This month Surya and I celebrate our 24th wedding anniversary. Like a yoga practice, a marriage is continuously expanding and contracting, lifting up and weighing down. Being married is something like riding a horse. Sometimes you trot forward and other times stall in place. Living together for many moons, the true colors of your partner get revealed. This necessitates that you whole-heartedly support one other to be just as you are. Each of us comes equipped with idiosyncrasies, little quirks and obsessions that, at the outset of a marriage, remain largely unseen. After thousands of meals, millions of words, and countless conversations, you have to hold space for each other, keeping in mind that no one is right, no one is perfect. I am reminded of the words of W. H.Auden, “Love your crooked neighbor, with all your crooked heart.” We must remember that each of us sees the world from a unique angle. When we expect that our loved one will process in the same way we do, we are bound to feel  alone and unseen. And can we have the courage and strength to hold to our own uniqueness and not contort to someone else’s view that we be a certain way?
As with any living, breathing entity the most important thing is to lead a life of shared curiosity. Surya and I thrive, for we are both dedicated to the process of unfolding. We stretch our boundaries, wait, try to remain non-judgmental, and seek an always elusive center. Through the art of listening, we attend to our own blocks and barriers, humbled daily by the challenge to stay open. We are both on individual paths that guide us onward while at the same time, we share a common path of service. What holds us together is that after extending outward to touch the lives of others we always return to the hearth of love in the home of our being.
Marriage is a bit like theatre.
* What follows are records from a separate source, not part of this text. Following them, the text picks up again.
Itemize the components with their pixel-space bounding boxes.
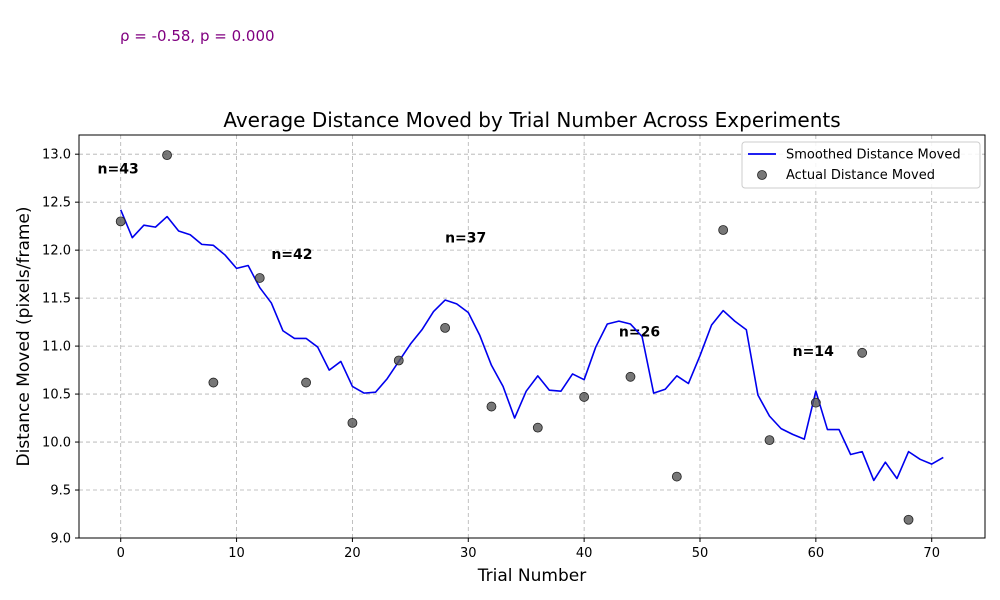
legend-label-smoothed: Smoothed Distance Moved (786, 148, 961, 163)
y-tick-label: 12.0 (42, 244, 71, 259)
grid-lines (79, 135, 985, 539)
y-tick-label: 10.5 (42, 388, 71, 403)
scatter-point (718, 225, 729, 235)
scatter-point (440, 322, 451, 333)
legend-label-actual: Actual Distance Moved (786, 168, 935, 183)
scatter-point (857, 347, 868, 358)
y-tick-label: 10.0 (42, 436, 71, 451)
x-tick-label: 10 (228, 546, 245, 561)
scatter-point (347, 417, 358, 428)
scatter-point (532, 422, 543, 433)
x-tick-label: 30 (460, 546, 477, 561)
scatter-point (671, 471, 682, 482)
data-series (115, 150, 944, 525)
legend: Smoothed Distance Moved Actual Distance … (741, 141, 981, 189)
y-axis-label: Distance Moved (pixels/frame) (14, 206, 34, 466)
correlation-stat: ρ = -0.58, p = 0.000 (120, 27, 275, 45)
x-tick-label: 60 (808, 546, 825, 561)
legend-dot-swatch (757, 170, 767, 180)
scatter-point (764, 435, 775, 446)
scatter-point (903, 514, 914, 525)
x-tick-label: 20 (344, 546, 361, 561)
sample-size-label: n=42 (271, 247, 312, 263)
y-tick-label: 12.5 (42, 196, 71, 211)
scatter-point (486, 401, 497, 412)
smoothed-line (119, 209, 944, 482)
x-axis-label: Trial Number (477, 566, 586, 586)
y-tick-label: 9.0 (50, 532, 71, 547)
chart-title: Average Distance Moved by Trial Number A… (223, 108, 840, 132)
sample-size-annotations: n=43n=42n=37n=26n=14 (98, 162, 835, 360)
scatter-point (301, 377, 311, 388)
scatter-point (625, 371, 636, 382)
scatter-point (162, 150, 172, 161)
y-tick-label: 9.5 (50, 484, 71, 499)
scatter-point (254, 273, 265, 283)
scatter-point (115, 216, 126, 227)
legend-box (741, 141, 981, 189)
sample-size-label: n=37 (445, 231, 486, 247)
plot-frame (78, 134, 986, 539)
scatter-point (393, 355, 404, 366)
sample-size-label: n=14 (793, 344, 834, 360)
x-tick-label: 50 (692, 546, 709, 561)
scatter-point (810, 397, 821, 408)
y-tick-label: 11.5 (42, 292, 71, 307)
x-tick-label: 0 (117, 546, 125, 561)
y-tick-label: 11.0 (42, 340, 71, 355)
x-tick-label: 70 (923, 546, 940, 561)
y-tick-label: 13.0 (42, 148, 71, 163)
scatter-point (579, 392, 590, 402)
axes: 0 10 20 30 40 50 60 70 9.0 9.5 10.0 10.5 11.0 11.5 12.… (42, 148, 940, 561)
x-tick-label: 40 (576, 546, 593, 561)
scatter-point (208, 377, 219, 388)
sample-size-label: n=43 (98, 162, 139, 178)
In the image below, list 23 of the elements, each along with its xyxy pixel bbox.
Like players in a drama, it is essential to give and take stage, to wait while lines are delivered, and have good timing. Sometimes, helpless to release a tangled conflict or heal a wound, the most we can do is bear witness to each other’s pain. As practitioners on the path of transformation, we try to remind ourselves that neither of us is in command, that we live at the threshold of an unfathomable mystery and that all we do–watching Netflix, sharing tahini toast in the morning, raising our child–is part of the journey on the Way.